De notre correspondante à New York
L E système ubiquitine-protéasome contrôle la qualité de la cellule en dégradant les protéines qui sont mal pliées, mal assemblées ou endommagées. Dans ce système, les protéines anormales sont fixées par des molécules d'ubiquitine. Les protéasomes de la cellule, des enzymes en forme de tonneau, reconnaissent alors ces protéines marquées par l'ubiquitine (ou ubiquitinées) et les détruisent.
Il a été suggéré, voilà plus de dix ans, l'existence d'un lien entre une dysfonction du système ubiquitine-protéasome et les maladies neurodégénératives. En effet, dans presque toutes ces affections, sporadiques ou héréditaires, il existe dans les neurones des dépôts de protéines agrégées associés à de nombreux conjugués d'ubiquitine. Récemment, ce lien s'est trouvé renforcé, en découvrant que des mutations dans des gènes du système ubiquitine-protéasome sont associées à des maladies neurodégénératives, comme par exemple la maladie de Parkinson précoce.
Il reste à savoir si les agrégats de protéines peuvent par eux-mêmes causer une neurotoxicité et quelle est la relation causale exacte entre les agrégats de protéines, le système ubiquitine-protéasome et la pathogenèse.
Un artifice astucieux
Pour en savoir plus, l'équipe de Kopito et coll. (Stanford University, Californie) a mis au point un artifice fort astucieux. Ces chercheurs ont créé une mutation dans le gène de la protéine fluorescente verte (GFP) qui a pour résultat la production de protéines fluorescentes instables. Lorsqu'ils insèrent ce gène GFP muté dans une cellule (des cellules rénales embryonnaires humaines à la place des neurones), si le système ubiquitine-protéasome fonctionne bien, il détruit ce marqueur et la cellule ne devient pas fluorescente. En revanche, si la cellule devient vert fluorescent, les chercheurs savent que le protéasome ne fonctionne pas. « Le niveau de fluorescence verte indique avec quelle efficacité le protéasome dégrade les protéines », précise dans un communiqué le Dr Bence, un membre de l'équipe.
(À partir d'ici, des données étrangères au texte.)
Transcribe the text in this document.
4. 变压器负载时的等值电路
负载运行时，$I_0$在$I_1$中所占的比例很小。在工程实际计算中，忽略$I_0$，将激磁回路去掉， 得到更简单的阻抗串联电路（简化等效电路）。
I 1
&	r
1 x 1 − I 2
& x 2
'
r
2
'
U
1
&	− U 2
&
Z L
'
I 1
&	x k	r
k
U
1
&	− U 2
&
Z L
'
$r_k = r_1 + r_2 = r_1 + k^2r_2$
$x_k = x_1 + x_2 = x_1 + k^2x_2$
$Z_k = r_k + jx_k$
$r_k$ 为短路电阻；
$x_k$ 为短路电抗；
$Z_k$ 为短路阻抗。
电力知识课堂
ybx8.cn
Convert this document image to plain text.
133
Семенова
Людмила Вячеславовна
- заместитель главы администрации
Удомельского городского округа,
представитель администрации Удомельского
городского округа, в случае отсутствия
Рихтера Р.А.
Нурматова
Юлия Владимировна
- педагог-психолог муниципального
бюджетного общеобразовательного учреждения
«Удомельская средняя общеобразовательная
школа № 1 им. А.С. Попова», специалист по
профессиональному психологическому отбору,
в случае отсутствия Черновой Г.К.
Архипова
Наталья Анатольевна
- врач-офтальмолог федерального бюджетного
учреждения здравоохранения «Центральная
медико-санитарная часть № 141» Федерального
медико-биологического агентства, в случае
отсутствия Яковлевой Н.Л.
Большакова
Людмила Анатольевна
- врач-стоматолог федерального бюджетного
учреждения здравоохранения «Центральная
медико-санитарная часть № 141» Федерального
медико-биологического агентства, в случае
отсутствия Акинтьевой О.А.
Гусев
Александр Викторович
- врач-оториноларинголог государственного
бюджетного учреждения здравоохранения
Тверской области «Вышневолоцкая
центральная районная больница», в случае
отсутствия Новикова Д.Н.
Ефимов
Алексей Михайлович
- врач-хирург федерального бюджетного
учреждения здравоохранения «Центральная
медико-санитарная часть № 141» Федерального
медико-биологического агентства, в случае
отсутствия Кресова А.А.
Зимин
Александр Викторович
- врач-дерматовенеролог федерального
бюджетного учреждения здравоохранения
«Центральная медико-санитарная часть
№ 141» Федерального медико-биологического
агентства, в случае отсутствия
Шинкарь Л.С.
A l'aide de ce marqueur, ils ont examiné l'effet des agrégats de protéines sur le fonctionnement du protéasome. Dans une première expérience, ils ont pris le gène huntingtine muté, responsable de la maladie de Huntington et produisant des agrégats de huntingtine dans les neurones, et l'ont inséré dans les cellules rénales équipées du marqueur. Dans une seconde expérience, ils ont inséré dans les cellules le gène CFTR muté, responsable de la mucoviscidose et produisant des agrégats de CFTR. Dans les deux expériences, les cellules se sont mises à briller de plus en plus vert, en quelques heures, et ce phénomène s'est accompagné de l'accumulation des agrégats de protéines à l'intérieur de la cellule.
« Le principal résultat de notre étude est que la fonction du protéasome peut être altérée par la présence des agrégats de protéines », déclare le Dr Kopito.
Le système ubiquitine-protéasome
Puisque le système ubiquitine-protéasome joue un rôle central dans la cellule en régulant par exemple la division cellulaire et l'apoptose, « nos données suggèrent un mécanisme possible liant les agrégats des protéines à la dysrégulation cellulaire et la mort cellulaire », notent les chercheurs.
« Notre étude montre que les agrégats protéiques peuvent affecter le protéasome et causer une toxicité », commente dans le communiqué le Dr Bence. C'est un cercle vicieux, remarque-t-il. « La maladie produit des protéines défectueuses qui s'agrègent. Les agrégats s'accumulent et interfèrent avec la fonction du protéasome, ce qui a pour résultat de produire encore plus d'agrégats qui altèrent davantage encore le protéasome ».
Dans la maladie d'Alzheimer, il existe aussi des agrégats de protéines dans les neurones, mais les plaques amyloïdes à l'extérieur des neurones ont reçu plus d'attention. « Il est possible, déclare le Dr Kopito, interrogé par une journaliste de « Science », qu'un système ubiquitine-protéasome surchargé ou un mécanisme similaire puisse permettre aux plaques de se former. » Il soupçonne aussi le rôle d'une surcharge du système ubiquitine-protéasome dans les maladies à prions, comme le nouveau variant de la maladie de Creutzfeldt-Jakob. S'il en est ainsi, déclare le Dr Kopito, « ceci pourrait être une explication sur la façon dont ces mystérieuses maladies tuent les neurones ».
« Science », 25 mai 2001, pp. 1552 et 1467.